Rendere più difficile manifestare
Un’altra delle novità di maggior rilievo è l’inasprimento delle sanzioni per l’omesso preavviso al Questore in occasione di manifestazione, se prima questo era un adempimento formale, ora diventa sostanziale per la legittimità dell’evento.
Il legislatore introduce una specifica fattispecie penale per chi partecipa alle manifestazioni utilizzando caschi protettivi o qualunque altro mezzo volto a rendere difficoltoso il riconoscimento. Condotte per cui è introdotto l’arresto in flagranza.
Inoltre, il giudice può vietare la partecipazione a riunioni pubbliche in caso di condanna per reati gravi per un periodo da 1 a 3 anni e per verificare ciò potrà essere richiesta la firma durante tali assemblamenti.
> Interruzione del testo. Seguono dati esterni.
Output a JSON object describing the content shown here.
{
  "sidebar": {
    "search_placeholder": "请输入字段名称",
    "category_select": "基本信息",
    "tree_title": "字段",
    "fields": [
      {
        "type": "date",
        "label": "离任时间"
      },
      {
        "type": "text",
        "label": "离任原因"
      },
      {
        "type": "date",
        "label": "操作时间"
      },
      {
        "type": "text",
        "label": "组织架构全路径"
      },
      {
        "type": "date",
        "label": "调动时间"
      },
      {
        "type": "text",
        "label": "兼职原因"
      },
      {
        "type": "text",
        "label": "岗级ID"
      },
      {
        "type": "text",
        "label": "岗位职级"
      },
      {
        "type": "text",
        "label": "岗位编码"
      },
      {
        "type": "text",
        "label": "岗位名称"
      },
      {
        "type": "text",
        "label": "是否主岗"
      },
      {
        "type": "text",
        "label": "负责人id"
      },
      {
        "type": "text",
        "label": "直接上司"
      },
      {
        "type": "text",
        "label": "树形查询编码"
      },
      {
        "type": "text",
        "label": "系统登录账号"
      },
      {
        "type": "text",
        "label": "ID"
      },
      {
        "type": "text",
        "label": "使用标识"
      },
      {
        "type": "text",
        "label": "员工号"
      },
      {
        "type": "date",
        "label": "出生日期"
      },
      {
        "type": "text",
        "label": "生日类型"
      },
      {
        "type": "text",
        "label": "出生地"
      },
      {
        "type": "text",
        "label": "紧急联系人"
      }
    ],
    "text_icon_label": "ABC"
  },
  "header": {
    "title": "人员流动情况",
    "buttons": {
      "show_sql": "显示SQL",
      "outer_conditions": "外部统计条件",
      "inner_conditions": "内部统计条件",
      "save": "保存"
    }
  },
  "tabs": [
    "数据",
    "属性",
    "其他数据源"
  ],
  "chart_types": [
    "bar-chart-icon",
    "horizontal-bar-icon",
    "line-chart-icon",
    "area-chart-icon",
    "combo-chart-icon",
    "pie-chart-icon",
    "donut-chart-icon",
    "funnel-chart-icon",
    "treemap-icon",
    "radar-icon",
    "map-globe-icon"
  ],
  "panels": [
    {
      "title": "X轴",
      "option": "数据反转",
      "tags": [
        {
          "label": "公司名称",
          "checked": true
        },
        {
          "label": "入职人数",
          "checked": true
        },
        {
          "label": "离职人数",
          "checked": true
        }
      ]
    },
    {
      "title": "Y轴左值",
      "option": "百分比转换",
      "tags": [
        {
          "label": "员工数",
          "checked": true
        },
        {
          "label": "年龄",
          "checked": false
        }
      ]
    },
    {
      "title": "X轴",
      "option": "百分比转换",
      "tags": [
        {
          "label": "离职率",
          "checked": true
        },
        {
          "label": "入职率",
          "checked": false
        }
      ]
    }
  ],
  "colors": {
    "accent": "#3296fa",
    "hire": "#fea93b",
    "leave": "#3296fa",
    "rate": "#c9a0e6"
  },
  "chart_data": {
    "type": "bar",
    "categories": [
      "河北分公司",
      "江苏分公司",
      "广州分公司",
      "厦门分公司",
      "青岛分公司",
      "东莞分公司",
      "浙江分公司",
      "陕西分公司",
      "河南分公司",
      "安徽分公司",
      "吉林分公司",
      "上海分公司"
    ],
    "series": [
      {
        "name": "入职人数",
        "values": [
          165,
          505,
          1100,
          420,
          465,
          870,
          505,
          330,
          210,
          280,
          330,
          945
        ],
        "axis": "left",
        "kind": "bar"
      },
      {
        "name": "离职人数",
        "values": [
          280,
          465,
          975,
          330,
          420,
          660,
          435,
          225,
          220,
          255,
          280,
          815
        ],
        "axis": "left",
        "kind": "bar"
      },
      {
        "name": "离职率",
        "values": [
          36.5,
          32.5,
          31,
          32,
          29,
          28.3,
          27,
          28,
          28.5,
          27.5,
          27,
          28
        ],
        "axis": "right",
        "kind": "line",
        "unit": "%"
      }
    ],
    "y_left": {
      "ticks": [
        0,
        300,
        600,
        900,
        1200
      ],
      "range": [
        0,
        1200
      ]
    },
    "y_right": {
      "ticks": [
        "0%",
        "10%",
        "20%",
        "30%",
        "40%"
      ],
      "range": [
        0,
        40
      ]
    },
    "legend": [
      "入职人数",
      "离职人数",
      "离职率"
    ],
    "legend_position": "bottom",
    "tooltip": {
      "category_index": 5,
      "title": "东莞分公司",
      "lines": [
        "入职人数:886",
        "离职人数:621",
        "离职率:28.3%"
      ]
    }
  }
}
Arresto in flagranza differita
Viene istituita anche l’estensione dell’arresto in flagranza differita, uno strumento che permette alle autorità di procedere al fermo entro le 48 ore dal compimento dell’illecito, laddove la responsabilità emerga con certezza da documentazione video-fotografica.
La misura viene applicata per:
- danneggiamento aggravato in occasione di manifestazioni pubbliche;
- fuga di chi non si ferma all’alt delle forze di polizia;
- reati di lesioni;
- violenza o resistenza commessi ai danni di docenti, dirigenti scolastici e addetti alla rete ferroviaria nell’esercizio delle loro funzioni oltre che ai danni delle forze dell’ordine o del personale sanitario.
Dopo il decreto legge, anche il disegno di legge sulla sicurezza
Disposizioni in materia di sicurezza e per la prevenzione del disagio giovanile, nonché di ordinamento, organizzazione e funzionamento delle forze di polizia e del Ministero dell’interno
Il disegno di legge approvato dal Consiglio dei Ministri affianca alla normativa d’urgenza altri interventi strutturali sul lungo periodo: la creazione della “rete territoriale per l’alleanza educativa” introduce un modello di governance finanziato per connettere famiglie, scuole e istituzioni, con l’obiettivo di “arginare il disagio e la devianza giovanile nelle periferie”.
Il ddl vuole contrastare l’occupazione con nuove tutele per i proprietari degli immobili. Viene meno il vincolo che limitava lo sgombero d’urgenza alla sola “abitazione principale”, e viene quindi esteso a tutte le tipologie di immobili del denunciante. Le forze di polizia, previa autorizzazione del pubblico ministero, potranno così intervenire immediatamente per lo sgombero (qualunque immobile sia e di qualunque uso).
Infine, il testo introduce una specifica circostanza aggravante per i delitti contro la vita, l’incolumità individuale e la libertà morale commessi ai danni di iscritti all’albo dei giornalisti o direttori di testata nell’atto o a causa della propria attività.